Either way, the cost of leaving Shen alive would become cheaper than the cost of killing him. That was the equilibrium he needed.

He opened his spatial ring and pulled out the first of the damaged technique scrolls from the write-off vault. Blueprint Sight showed a heaven-tier wind-element movement technique buried under water damage and mold. Two charges to restore. He'd do it tomorrow.

The plan was simple. Flood the market. Crash the Gu family's prices. Make himself so economically useful to so many people that removing him would damage the entire cultivation economy.

Become too expensive to kill.

---

Shen lay in bed and stared at the ceiling crack. The stitches in his arm pulled with each breath. The bruise on his ribs from the kick was turning purple under the bandages. His left shoulder ached where the old burn scar had been reopened by the new cut.

The glass-blower's memories sat in the back of his skull, quiet now but ready to surface the moment he fell asleep. Beside them, the forgemaster, the formation master, the Flame Lion, the Nine Petal Soul Grass, eleven Shadow Cats, a dozen minor items and their minor histories, all lodged in his brain like tenants in a building he couldn't evict them from.

He ran the assessment. The one he'd done on Gu Nanfeng in the market, two weeks and a lifetime ago. The same diagnostic lens turned inward.

Structural damage. Stitches in the arm, bruise on the ribs, scar tissue on the shoulder. Three assassination attempts in seven days. Memory absorption eroding sleep quality and identity boundaries. Spiritual reserves stretched between cultivation training, daily restorations, and combat readiness.

Stress fractures. The legal complaint was filed but months from resolution. The Gu family's resources dwarfed his. His cultivation was still Mortal Five against a world of Nirvana and Transcendence enemies. Every success painted a larger target on a frame that couldn't yet take the hits.

Carrying weight he cannot support.

The same words he'd used for the Gu heir. And they fit just as well when he turned them on himself. A boy building an empire on three daily restoration charges and the borrowed competence of a dead man's combat instincts.

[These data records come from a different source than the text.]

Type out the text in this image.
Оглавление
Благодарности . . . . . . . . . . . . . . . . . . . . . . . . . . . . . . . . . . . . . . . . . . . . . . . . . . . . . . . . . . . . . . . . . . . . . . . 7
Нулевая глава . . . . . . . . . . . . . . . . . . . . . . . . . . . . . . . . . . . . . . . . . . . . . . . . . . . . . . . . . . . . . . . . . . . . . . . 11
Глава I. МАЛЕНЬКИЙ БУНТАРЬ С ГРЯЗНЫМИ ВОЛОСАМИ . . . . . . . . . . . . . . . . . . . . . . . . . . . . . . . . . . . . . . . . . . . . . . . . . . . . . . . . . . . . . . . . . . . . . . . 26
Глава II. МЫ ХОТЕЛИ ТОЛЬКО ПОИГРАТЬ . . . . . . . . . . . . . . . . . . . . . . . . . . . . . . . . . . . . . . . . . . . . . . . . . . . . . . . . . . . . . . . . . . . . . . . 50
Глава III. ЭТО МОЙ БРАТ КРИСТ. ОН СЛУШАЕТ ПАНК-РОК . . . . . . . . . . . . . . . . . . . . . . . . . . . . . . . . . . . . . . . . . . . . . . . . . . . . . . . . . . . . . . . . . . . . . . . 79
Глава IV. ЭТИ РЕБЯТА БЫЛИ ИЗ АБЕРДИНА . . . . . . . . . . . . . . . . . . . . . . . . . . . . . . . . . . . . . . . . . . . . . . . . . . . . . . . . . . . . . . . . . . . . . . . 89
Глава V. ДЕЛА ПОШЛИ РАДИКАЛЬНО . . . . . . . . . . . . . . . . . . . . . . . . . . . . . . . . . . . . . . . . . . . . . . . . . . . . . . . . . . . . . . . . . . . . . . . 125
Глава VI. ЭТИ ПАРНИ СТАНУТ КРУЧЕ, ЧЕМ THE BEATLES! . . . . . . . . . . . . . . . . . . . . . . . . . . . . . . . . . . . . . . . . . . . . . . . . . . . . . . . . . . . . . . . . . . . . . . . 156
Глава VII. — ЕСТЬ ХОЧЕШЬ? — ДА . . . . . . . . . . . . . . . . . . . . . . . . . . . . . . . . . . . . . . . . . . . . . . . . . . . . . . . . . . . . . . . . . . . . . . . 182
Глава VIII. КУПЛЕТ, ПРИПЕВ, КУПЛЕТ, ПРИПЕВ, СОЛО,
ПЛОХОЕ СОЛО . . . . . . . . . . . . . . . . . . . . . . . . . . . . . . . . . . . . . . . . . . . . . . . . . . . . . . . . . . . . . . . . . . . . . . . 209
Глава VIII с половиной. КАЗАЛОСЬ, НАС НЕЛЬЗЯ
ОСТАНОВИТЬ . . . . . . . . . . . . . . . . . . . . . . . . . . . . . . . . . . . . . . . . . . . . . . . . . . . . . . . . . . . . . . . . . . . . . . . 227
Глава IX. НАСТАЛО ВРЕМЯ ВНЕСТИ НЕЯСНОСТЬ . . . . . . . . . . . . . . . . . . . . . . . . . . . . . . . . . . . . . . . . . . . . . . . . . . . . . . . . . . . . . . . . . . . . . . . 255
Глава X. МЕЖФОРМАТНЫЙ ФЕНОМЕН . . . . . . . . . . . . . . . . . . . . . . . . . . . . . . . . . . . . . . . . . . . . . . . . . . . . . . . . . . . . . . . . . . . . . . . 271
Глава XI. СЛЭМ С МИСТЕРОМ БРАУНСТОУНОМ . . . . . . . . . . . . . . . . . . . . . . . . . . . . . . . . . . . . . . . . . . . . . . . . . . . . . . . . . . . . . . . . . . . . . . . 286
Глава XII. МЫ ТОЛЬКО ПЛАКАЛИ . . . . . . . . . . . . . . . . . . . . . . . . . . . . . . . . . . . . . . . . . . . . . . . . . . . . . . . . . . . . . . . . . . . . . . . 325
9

The difference, Shen decided, was that Nanfeng's weight had been placed on him by a father who didn't care. Shen's weight was self-selected. Every burden on his back was one he'd picked up on purpose, because the alternative was watching the people he loved run out of time.

He closed his eyes. The glass-blower's workshop rose behind his eyelids, the furnace glow orange and warm, and for a moment he let himself stand there. Let the borrowed memory hold him.

Then he pushed it away. Set it on a shelf. Reached for his own darkness instead, the ordinary kind, the kind that came with being tired and hurt and eighteen years old in a world that wanted him dead.

He slept. Tomorrow, he'd start a war.